Sejak itu saya mengalami tekanan terus menerus dan Presiden pernah memberitahukan akan memecat saya, tetapi entah mengapa tidak jadi lagi. Maka menjelang reshuffle kabinet saya mengundurkan diri sebagai Menko EKUIN dari kabinet Gus Dur.
Kesenjangan luar biasa antara yang terlihat dan yang tidak terlihat
Terus menerus saya “dikuliahi” sahabat-sahabat saya yang termasuk golongan kemapanan dengan kehidupan yang sangat enak, bahwa Indonesia sudah sangat maju, sudah sangat banyak mall, restoran, rumah dan apartemen mewah, banyak mobil mewah, gedung-gedung apartemen dan perkantoran pencakar langit dan sebagainya.
Saya melihat dan melewatinya setiap hari. Yang menjadi pertanyaan, berapa persen dari seluruh rakyat kita yang menikmati kemakmuran yang dikuliahkan kepada saya ?
Saya yakin minimal 180 juta dari 230 juta rakyat Indonesia hidup dalam kemiskinan yang sangat parah. Ketika saya di Bappenas, saya membentuk 4 regu yang masuk ke desa-desa kantong-kantong kemiskinan secara sampling untuk melihat dengan mata kepala sendiri dan berbicara langsung dengan sesama anak bangsa yang ternyata memang masih sangat terjajah. Gambaran yang selalu di depan mata saya tidak bisa hilang dengan kehidupan saya di kota Jakarta yang gemerlapan dengan kemewahan ini.
Gambaran tersebut yalah bahwa bagian terbesar dari rakyat kita yang memiliki semua kekayaan alam yang ada di negara ini hidup dalam kemiskinan, kenistaan, kekurangan gisi, kekurangan pendidikan seperti yang disaksikan oleh saya dan rekan-rekan di Bappenas ketika saya masih menjabat sebagai Kepala di sana. Dalam kondisi seperti ini saya juga mengalami betapa saya ditekan oleh trio Bank Dunia, Bank Pembangunan Asia dan IMF serta rekan-rekan bangsa sendiri yang menekan saya harus mengikuti keinginan para pejabat trio lembaga keuangan internasional tersebut. Ketika saya dengan regu saya melihat dan berbicara dengan mereka, mereka hidup dengan Rp. 1.250 per orang per hari. Kalaupun karena inflasi sekarang menjadi tiga kali lipat atau Rp. 3.750 per hari, masih jauh dari US$ 2 per hari buat satu orang, sedangkan Bank Dunia yang dikagumi oleh kelompok Berkeley Mafia menentukan US$ 2 per orang per hari sebagai garis kemiskinan.

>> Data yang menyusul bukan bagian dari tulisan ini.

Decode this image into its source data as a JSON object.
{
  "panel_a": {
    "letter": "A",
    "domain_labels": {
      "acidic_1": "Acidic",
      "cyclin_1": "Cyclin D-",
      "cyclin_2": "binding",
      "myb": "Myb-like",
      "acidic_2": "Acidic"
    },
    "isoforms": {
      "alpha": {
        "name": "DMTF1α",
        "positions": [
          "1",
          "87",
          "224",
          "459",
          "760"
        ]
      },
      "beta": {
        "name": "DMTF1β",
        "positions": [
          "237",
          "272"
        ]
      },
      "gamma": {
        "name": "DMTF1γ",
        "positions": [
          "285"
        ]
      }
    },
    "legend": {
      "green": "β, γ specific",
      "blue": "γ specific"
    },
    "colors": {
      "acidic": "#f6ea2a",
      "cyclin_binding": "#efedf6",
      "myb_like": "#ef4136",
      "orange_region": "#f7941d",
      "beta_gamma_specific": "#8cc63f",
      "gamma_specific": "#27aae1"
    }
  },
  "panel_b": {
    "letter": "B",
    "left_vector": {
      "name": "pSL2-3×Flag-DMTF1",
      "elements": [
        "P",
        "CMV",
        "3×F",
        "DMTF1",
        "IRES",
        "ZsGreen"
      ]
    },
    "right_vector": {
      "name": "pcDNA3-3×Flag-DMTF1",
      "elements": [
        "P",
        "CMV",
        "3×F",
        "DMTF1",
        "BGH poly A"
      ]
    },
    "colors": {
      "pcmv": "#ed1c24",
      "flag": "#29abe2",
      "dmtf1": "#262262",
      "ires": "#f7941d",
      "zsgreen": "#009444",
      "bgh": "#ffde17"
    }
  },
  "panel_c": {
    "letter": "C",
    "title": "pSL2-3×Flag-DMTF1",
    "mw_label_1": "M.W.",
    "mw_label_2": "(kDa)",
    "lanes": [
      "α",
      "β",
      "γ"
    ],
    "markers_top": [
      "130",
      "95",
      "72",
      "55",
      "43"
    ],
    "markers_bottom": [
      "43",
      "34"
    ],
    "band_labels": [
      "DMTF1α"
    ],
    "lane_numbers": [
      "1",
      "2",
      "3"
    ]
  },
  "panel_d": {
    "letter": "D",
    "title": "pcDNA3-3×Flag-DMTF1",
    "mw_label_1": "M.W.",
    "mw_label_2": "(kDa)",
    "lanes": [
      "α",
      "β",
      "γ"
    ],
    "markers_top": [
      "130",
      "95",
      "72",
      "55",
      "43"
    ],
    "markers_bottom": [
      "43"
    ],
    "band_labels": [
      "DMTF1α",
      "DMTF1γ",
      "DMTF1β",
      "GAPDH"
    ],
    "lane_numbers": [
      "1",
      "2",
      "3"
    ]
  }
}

Ini berarti bahwa rakyat yang miskin dan sangat besar jumlahnya itu hidup dengan 17,85% saja dari garis kemiskinan yang ditentukan oleh Bank Dunia.
Penutup
Mohon kiranya tulisan ini dilihat juga dari sisi memberikan amunisi kepada Boediono untuk menggugat penjajahan yang sekarang masih berlangsung dalam bentuk modern.
Kalau AS bisa berubah total menjadikan demikian banyak perusahaan swasta menjadi BUMN dan Presiden Obama bisa memecat CEO-nya paberik mobil swasta, dan Larry Summers bisa mengatakan : “If circumstances change, I change too”, sambil mengutip John Maynard Keynes yang pernah mengatakan demikian, mengapa Boediono tidak bisa lantas menjadi independen, nasionalis dan patriot yang berani menghadapi siapa saja untuk kepentingan bangsa ?
Mengantisipasi beliau akan berubah seperti ini, walaupun berharap-harap cemas, saya berharap ada amunisi baginya dari tulisan ini.